Oklahoma Driver’s License After DUI
Most Frequently Asked Driver’s License Questions Following Oklahoma DUI
1) How much time do I have to request an administrative license suspension hearing with the Department of Public Safety (DPS) following a DUI arrest in Oklahoma?
You have 15 days from the date of notice to request an administrative license suspension hearing with DPS.
2) When will DPS schedule my administrative hearing?
As of June 2016, DPS is taking an average of 12-14 months to schedule hearings.
3) Can I still drive while waiting for my DPS hearing?
Yes—as long as your license is not invalid for any other reason and you requested your hearing within the allotted 15 days, you are legal to drive until you hear further word from DPS or the court.
4) Can I lose my driving privileges as a result of my criminal DUI case?
Yes, a conviction of DUI will result in the loss of your driver’s license.
5) Can I lose my driving privileges in the administrative hearing with DPS even if I win my criminal DUI case?
Yes. DPS essentially gets two shots at taking your license. Even if you win your criminal DUI case, DPS can still revoke your driving privileges through the administrative license hearing. Conversely, you can have a successful DPS administrative hearing but lose your license due to a DUI conviction by the court.
6) Can Oklahoma revoke my driver’s license if it is from another state?
Yes and no. Oklahoma DPS can revoke your driving privileges within our state; however, your license will still be valid outside Oklahoma until your home state takes further action. Oklahoma DPS may report the revocation to your home state.
7) Can I get a work permit if my driver’s license is revoked?
Although there is no “work permit” available in our state, you may be eligible for a license modification that would allow you to drive to specified locations as long as you have an ignition interlock deviceinstalled in your vehicle.
8) If my license is revoked, how long will the revocation period last?
The answer depends on a few factors, including any prior drunk driving offenses you have, whether or not you refused the breath test and how high your BAC was alleged to be. Typically, a first-time revocation is for a period of 180 days. If the chemical test showed a BAC of .15% or higher OR if you refused to take the test, there will be an additional 18-month period of restriction following the revocation, during which you must have an ignition interlock device installed in your vehicle.
9) What happens at the DPS administrative hearing?
The DPS hearing officer will question the police officer listed on the officer’s affidavit as well as any witnesses listed, and your attorney will have an opportunity to cross-examine them. Your attorney will present evidence in your defense and argue to have the revocation thrown out. DPS will mail the result to you in the form of a written order approximately 4-6 weeks following the hearing.
10) Do I have to appear at the administrative hearing?
No. In fact, it is generally better that you do not attend the administrative hearing, as the DPS officer can put you under oath and force you to testify.
11) What happens if I lose the administrative hearing?
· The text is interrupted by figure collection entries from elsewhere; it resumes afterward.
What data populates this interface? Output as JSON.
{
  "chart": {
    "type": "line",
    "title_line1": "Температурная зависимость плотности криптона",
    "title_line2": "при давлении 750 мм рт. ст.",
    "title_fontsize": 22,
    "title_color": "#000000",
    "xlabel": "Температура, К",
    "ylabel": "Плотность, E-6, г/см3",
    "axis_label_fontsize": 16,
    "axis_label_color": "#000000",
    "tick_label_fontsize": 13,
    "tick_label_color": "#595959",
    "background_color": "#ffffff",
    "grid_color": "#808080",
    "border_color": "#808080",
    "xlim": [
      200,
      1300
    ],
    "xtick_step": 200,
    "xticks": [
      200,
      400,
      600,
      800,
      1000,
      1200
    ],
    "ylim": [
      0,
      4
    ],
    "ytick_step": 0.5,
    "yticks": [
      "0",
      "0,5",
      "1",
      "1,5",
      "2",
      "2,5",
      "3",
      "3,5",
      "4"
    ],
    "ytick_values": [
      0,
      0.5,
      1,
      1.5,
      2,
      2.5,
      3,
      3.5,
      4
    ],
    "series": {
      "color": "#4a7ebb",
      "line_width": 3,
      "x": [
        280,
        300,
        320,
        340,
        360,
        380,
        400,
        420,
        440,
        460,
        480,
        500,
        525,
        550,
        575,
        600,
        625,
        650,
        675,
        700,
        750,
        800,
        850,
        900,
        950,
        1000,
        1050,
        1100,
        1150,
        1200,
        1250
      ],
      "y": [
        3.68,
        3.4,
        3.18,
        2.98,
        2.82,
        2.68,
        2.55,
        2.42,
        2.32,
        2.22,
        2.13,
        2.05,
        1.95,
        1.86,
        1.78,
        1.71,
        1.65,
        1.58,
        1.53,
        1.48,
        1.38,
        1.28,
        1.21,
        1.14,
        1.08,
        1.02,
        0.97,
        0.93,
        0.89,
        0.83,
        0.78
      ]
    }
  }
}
If you fail to request the hearing within 15 days of your arrest, you will automatically lose your driving privileges. If the DPS officer determines that your license should be revoked, your attorney can appeal to the District Court to challenge the revocation and/or request a modification. If you lose the appeal at the District Court, you have the right to appeal to the Oklahoma Supreme Court.
12) I filed an appeal with the District Court but the case keeps getting continued. Why?
Sometimes a new issue arises during one driver’s license appeal case that could impact several other cases. Generally, the courts will wait to see the outcome of that case before moving forward with other appeals.
13) I have a commercial driver’s license (CDL); am I going to lose it, and if so, for how long?
You will lose a CDL upon conviction in the criminal DUI case or loss of the DPS administrative hearing. In Oklahoma, even a deferred sentence or the payment of any fine or court cost will be considered a conviction as far as your CDL is concerned in a DUI or APC case. A first-time CDL disqualification is for one year; a second disqualification is for life.